Stagnant home prices and rising delinquencies on subprime mortgages have sparked concern that some riskier MBS tranches could suffer losses. That, in turn, could hit CDOs.


"Even investment grade rated CDOs will experience significant losses if home prices depreciate," Mason and Rosner said in their study.


If CDOs take some of the hit, they could exit the residential mortgage market, Mason warned.


Something similar happened several years ago. During the late 1990s, CDOs invested a lot in asset-backed securities backed by manufactured housing loans and aircraft leases. After suffering losses, CDOs got out of those sectors, Mason said.


Even today, the manufactured housing and aircraft leasing industries still feel the effects of that shakeout when trying to borrow money via the asset-backed securities market, Mason said.

The implications of CDOs withdrawing from the residential MBS market could be far-reaching, Mason said.


"If they lose their appetite, that would mean lower tranches of residential MBS can't be placed and upper tranches won't be sold either," Mason warned. "Mortgage lenders may then find it harder to sell on the loans they originated."


That, in turn, could lift interest rates, even for home buyers with good credit scores, and cut the availability of home loans for subprime borrowers, he explained.

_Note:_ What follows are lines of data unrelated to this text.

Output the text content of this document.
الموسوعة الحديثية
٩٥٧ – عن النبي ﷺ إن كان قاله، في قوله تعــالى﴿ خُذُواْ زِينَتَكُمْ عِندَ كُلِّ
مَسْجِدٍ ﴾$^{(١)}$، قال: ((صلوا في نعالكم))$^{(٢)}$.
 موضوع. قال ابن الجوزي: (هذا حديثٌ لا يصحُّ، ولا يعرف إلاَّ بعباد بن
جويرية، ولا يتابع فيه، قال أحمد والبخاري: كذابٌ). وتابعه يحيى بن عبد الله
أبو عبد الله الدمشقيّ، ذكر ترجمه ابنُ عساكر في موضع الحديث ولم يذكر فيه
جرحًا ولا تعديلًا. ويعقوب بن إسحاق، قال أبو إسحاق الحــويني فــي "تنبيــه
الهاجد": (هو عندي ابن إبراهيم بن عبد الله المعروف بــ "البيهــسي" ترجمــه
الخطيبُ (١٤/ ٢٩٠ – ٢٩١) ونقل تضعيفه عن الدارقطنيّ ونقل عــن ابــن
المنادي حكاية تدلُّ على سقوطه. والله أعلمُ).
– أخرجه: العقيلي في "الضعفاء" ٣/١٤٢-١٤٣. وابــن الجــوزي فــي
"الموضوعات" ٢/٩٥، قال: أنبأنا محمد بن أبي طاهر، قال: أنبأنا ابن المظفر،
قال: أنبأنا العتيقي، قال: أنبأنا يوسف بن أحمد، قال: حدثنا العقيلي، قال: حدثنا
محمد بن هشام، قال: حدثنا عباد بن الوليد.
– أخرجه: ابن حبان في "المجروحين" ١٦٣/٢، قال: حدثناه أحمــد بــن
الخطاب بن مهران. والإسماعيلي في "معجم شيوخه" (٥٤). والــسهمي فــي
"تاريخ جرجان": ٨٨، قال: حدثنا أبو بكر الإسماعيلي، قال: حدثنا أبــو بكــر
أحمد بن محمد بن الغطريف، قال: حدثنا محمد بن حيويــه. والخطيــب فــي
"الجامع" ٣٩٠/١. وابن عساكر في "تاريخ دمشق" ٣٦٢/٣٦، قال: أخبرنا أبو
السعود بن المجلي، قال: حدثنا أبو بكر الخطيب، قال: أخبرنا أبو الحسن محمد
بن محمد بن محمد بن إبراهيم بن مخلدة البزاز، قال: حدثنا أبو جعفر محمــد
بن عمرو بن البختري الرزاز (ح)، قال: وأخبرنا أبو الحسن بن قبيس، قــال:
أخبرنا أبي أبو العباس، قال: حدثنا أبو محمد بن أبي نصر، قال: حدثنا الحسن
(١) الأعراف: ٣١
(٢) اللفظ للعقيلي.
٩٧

"These markets are all intertwined and if we care we need to monitor this," Mason concluded. "This all comes back to mortgage borrowers and whether they'll be able to get loans."
 
If there are 2 million foreclosures, it's not as if there won't be winners as well as losers. Someone gets to market the properties, someone gets to buy the property, perhaps at low $$. Besides, the homes are still there with lots of potential utility.

It would be much harder on the economy if a big tsunami came ashore and made 2 million homes uninhabitable.

Yes, Steve, I agree. Quite a bit of this potential fast bubble deflating speculation and stock market volatility is based upon attitude, not fundamental analysis.

Ah, the joy of a guns and butter strategy weghted with rental apartments.:new_smile-l:
 
It would be much harder on the economy if a big tsunami came ashore and made 2 million homes uninhabitable.
If that were in selected markets throughout the nation, that might bring the real supply and demand back into balance...
 
If that were in selected markets throughout the nation, that might bring the real supply and demand back into balance...

That may have been the preferred method in the days of Noah. However, burning a certain percentage of homes to align supply and demand more favorably to one's point of view makes about as much sense as burning one's extra money for the month after covering bills.